Nous y trouvons seulement des micro-modèles qui semblent importés de l'extérieur
et que nous sommes tenté de relier à des paradigmes du passé (au sens de Kuhn,
1962, 1983). Par contre, nous n'y voyons guère la trace de paradigmes plus
récents (paradigme cybernétique, paradigme systémique, paradigme du système de
traitement de l'information, paradigme de l'autonomie) qui sont au cœur des
débats actuels dans la plupart des grandes disciplines scientifiques. La
psychologie sociale nous apparaît donc comme une sorte de discipline «colonisée»
qui absorbe tardivement des idées venues d'ailleurs, sans participer directement
à leur gestation.
Dans la seconde partie, nous cherchons à légitimer cette discipline moins par
un objet qui lui serait propre que par des orientations ou un projet qui
marqueraient sa spécificité. Intuitivement, nous faisons le pari que ces
directions peuvent apparaître au travers des cheminements de chercheurs qui, tel
Herbert A. Simon, ont contribué à l'émergence des paradigmes les plus récents
ou, tel Robert Pagès, ont refusé l'importation d'idées toutes faites.
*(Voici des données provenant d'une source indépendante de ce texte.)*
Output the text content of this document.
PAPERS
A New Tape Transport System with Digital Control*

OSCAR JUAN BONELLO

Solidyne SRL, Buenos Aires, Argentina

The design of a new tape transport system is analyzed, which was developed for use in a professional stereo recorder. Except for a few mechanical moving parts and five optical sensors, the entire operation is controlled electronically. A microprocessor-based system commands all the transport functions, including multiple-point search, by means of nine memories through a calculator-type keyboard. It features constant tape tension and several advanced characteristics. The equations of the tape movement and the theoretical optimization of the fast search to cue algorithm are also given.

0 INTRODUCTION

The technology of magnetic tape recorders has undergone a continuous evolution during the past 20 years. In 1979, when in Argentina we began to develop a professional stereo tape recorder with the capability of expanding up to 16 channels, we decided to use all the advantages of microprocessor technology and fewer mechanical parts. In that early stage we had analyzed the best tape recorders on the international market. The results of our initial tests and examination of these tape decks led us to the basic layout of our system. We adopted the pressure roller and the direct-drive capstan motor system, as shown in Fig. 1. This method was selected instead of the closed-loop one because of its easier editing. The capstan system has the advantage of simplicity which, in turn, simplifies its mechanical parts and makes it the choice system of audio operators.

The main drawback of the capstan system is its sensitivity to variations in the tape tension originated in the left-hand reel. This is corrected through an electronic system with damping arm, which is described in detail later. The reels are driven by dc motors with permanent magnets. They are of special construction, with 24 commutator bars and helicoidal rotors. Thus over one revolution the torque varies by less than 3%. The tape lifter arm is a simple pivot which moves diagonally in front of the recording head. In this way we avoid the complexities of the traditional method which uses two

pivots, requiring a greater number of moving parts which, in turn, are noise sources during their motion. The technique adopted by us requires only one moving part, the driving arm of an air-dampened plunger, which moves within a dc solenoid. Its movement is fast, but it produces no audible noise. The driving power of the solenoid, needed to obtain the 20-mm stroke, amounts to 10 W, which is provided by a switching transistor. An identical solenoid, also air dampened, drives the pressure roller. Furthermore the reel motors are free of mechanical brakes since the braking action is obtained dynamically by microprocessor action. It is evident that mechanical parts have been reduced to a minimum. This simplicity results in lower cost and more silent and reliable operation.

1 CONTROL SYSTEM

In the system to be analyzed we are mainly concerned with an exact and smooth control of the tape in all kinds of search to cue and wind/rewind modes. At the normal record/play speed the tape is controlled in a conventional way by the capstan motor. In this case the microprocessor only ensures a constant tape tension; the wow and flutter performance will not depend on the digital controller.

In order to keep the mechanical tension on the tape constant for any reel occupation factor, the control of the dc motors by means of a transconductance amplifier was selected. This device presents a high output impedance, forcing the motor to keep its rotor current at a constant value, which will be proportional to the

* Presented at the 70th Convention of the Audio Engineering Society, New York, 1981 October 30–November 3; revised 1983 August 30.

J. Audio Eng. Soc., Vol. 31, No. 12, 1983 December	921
De fait,
par delà leurs différences de bagage ou de trajectoire, ces deux «défricheurs»
se caractérisent par des démarches transdisciplinaires qui se rejoignent sur le
thème de l'articulation des problèmes «corps-esprit» et «individu-groupe».
Au fil de ce parcours, émerge une thèse sur l'homme et les organisations
humaines que l'on peut résumer par les propositions suivantes :
- l'homme est constamment confronté au traitement de divers niveaux de son
«environnement externe et physique» et de son propre «environnement interne et
biologique»;
- pour ce faire, il manipule des symboles physiques qui constituent eux-mêmes
l'un des niveaux de la matière;
- véritables matériaux de l'esprit, ces symboles ont la propriété d'être
discrets et «déliés» de tout référent particulier, tout en se rattachant à des
signes et signaux plus continus et «liés» aux autres niveaux de la réalité;
- ils ont des fonctions interdépendantes de cognition, de communication et
d'organisation, grâce à eux, l'individu peut désigner et interpréter les objets
de son environnement interne et externe (cognition), échanger avec ses
congénères (communication) et organiser sa mémoire (organisation);
- ces caractéristiques structurelles et fonctionnelles délimitent les marges de
liberté de l'action de l'individu, tant à l'égard de son environnement interne
(problème «corps-esprit») qu'à l'égard de son environnement externe et de ses
congénères (problème «individu-groupe»);
- au plan individuel, l'homme est en mesure de se fixer des fins ou réaliser
des intentions qui sont suscitées par des représentations de son environnement
interne et externe; c'est ainsi qu'il peut accroître ses connaissances de la
réalité (découverte scientifique), créer des objets n'existant pas à l'état
naturel (invention technique) ou s'organiser collectivement (conception
sociale);
- la réalisation de ces intentions, caractéristique d'un objet téléologique
(capable de corriger son mouvement vers un but), repose sur l'existence de
boucles rétroactives qui relient les actions entreprises à une mémoire qui
organise l'expérience passée (connaissances et procédures d'action) et rappelle
les fins visées;
- au plan collectif, les organisations humaines sont des constructions
(agencements «fins-moyens») dont le pilotage va dépendre du développement de
systèmes naturels et artificiels de traitement et de mémorisation de
l'information;
- dans ces conditions, la psychologie sociale constitue, d'une part, une mise
en perspective particulière des apports des autres sciences pour l'intelligence
des problèmes «corps-esprit» et «individu-groupe» et, d'autre part, une science
de la conception et du pilotage des organisations humaines.
Ce rapide survol indique déjà que cette entreprise offre prise
à la critique sur divers points :
- elle reprend des concepts ou aborde des thèmes qui ont suscité de vives
controverses;
- elle opère une sélection qui peut paraître arbitraire parmi les travaux de
Psychologie sociale;
- elle se montre tout aussi arbitraire en recherchant de nouvelles orientations
dans les œuvres de deux chercheurs particuliers.
Il peut donc être utile d'afficher d'emblée une position claire sur ces
points, même s'ils sont abordés de manière plus détaillée par la suite.